If eyelid ptosis occurs, it can be treated with apraclonidine drops if desired (Wijemanne et al. 2017). Apraclonidine is a prescription eye drop that helps to elevate the upper eyelid through stimulation of an adrenergic muscle located near the levator muscle called Muller’s muscle (Carruthers and Carruthers 2005; Wijemanne et al. 2017). These drops can be used as directed until the ptosis resolves, usually within several weeks or earlier.
15.3.3 Brow Ptosis
Brow ptosis results from too high a dose in the frontalis or injection sites placed too low and may last for the duration of treatment, 3–4 months. The patient may complain of heavy, flattened, dropped brows and a completely immobile forehead. On occasion, they can also experience puffiness to the eyelids. The practitioner can avoid brow ptosis by injecting the procerus and corrugator muscles along with the frontalis to ensure the counter balance of depressor and elevator muscles (see Chap. 2) (Carruthers and Carruthers 2006, 2007; Lorenc et al. 2013). In addition, injecting a small amount 1 cm above the orbital rim at the mid-pupillary line will help prevent brow and lid ptosis (Carruthers and Carruthers 2005; Kordestani et al. 2016). Further, a technique can be used where a low dose of BoNT/A is injected at the lateral tail of the brow and procerus along with the frontalis; this can also help prevent brow ptosis. It is not recommended to treat the frontalis exclusively (Carruthers and Carruthers 2005, 2007, 2006; Lorenc et al. 2013).
15.3.4 Plateau Smile
A patient may complain of a shelf or dent when they smile several days or weeks after BoNT/A treatment for crow’s feet.
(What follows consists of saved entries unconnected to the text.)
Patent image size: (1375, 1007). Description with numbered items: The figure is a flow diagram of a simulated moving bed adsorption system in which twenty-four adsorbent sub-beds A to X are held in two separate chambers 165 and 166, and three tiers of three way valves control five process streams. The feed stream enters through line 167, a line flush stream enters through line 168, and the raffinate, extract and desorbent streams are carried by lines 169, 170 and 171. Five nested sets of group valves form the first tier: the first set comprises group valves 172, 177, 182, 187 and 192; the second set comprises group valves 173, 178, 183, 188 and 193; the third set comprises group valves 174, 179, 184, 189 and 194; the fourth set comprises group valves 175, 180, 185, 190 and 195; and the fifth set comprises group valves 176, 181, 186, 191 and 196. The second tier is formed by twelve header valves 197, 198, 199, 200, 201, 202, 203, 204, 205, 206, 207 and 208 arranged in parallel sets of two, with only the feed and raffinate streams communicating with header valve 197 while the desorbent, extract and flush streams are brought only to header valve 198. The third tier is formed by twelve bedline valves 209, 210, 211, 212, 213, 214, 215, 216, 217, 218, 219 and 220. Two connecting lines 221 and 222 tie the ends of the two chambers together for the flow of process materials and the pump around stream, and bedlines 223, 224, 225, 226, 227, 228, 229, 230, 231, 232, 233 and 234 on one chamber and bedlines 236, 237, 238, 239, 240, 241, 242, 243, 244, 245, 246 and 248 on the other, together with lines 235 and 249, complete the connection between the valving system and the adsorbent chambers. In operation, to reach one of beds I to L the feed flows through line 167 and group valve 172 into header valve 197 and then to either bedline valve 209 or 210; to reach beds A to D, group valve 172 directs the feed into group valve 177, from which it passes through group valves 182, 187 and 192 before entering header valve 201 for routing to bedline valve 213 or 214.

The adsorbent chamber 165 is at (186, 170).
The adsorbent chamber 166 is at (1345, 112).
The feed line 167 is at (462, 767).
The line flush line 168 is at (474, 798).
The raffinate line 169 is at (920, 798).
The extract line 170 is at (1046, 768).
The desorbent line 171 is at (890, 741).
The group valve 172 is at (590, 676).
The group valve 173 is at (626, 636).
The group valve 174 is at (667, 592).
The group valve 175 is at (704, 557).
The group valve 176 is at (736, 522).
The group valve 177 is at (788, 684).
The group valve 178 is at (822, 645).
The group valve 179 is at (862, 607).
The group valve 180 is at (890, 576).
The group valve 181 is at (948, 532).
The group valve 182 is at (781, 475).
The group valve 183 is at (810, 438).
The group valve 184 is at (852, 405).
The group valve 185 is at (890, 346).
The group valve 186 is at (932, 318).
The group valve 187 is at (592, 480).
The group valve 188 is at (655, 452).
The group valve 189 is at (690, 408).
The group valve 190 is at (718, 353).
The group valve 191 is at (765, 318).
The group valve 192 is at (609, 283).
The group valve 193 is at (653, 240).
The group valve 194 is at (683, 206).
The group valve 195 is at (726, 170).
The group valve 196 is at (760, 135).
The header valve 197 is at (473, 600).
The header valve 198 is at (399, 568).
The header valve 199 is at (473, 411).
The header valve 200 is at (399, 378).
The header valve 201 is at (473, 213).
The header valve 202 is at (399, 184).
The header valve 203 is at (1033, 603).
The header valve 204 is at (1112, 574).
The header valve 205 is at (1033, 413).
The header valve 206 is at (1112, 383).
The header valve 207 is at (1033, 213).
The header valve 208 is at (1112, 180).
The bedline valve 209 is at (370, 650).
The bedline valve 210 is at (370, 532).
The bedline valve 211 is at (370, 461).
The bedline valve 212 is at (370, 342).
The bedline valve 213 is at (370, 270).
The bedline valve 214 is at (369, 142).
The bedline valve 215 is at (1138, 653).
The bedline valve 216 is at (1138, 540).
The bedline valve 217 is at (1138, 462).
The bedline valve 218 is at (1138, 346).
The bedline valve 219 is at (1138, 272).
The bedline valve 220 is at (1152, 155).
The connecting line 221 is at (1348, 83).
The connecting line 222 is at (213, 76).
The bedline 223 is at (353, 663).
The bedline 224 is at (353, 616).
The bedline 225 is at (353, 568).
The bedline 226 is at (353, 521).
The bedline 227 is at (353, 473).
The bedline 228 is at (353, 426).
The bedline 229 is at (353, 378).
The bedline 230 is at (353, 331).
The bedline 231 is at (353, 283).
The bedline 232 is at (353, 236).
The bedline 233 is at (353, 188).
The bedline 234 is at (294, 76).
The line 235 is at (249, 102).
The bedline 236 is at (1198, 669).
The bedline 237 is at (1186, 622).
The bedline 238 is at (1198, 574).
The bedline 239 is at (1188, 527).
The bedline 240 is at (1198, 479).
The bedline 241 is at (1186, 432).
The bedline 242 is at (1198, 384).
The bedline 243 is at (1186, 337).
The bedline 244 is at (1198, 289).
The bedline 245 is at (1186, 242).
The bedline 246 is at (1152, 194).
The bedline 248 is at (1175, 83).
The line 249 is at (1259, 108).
This happens because the injection sites were positioned too close to the lateral canthus and there is subsequent relaxation of the orbital muscles, while the remaining facial muscles continue to have full movement (Carruthers and Carruthers 2005). This results in an unbalanced look where the face moves normally when smiling but the eyes are motionless causing the cheek to create a crease commonly called plateau smile. One way to avoid this is to inject at least 1cm away from the lateral canthus and in some cases, avoid the lowest injection site altogether (Carruthers and Carruthers 2005, 2006).
15.3.5 Medication Tolerance
A potential additional adverse effect is decreased length of effect from the BoNT/A medication on the treated muscles. Dose related concerns include shorter duration of effect but some patients have short duration of effect even when recommended doses have been administered. One theory is the muscle fibers that are undertreated with low doses do not have enough saturation of the toxin and therefore the result of treatment duration is shorter and/or weaker (Klein 2003; Carruthers et al. 2005). There is a potential increased risk of shorter treatment duration when patients are chronically under-dosed, that is, patients who repeatedly return before the recommended 3-month interval or who consistently receive lower than recommended doses (Frevert 2015; Carruthers et al. 2005). To ensure the best outcome, appropriate dosing is essential and frequent touchups should be avoided (Naumann et al. 2013).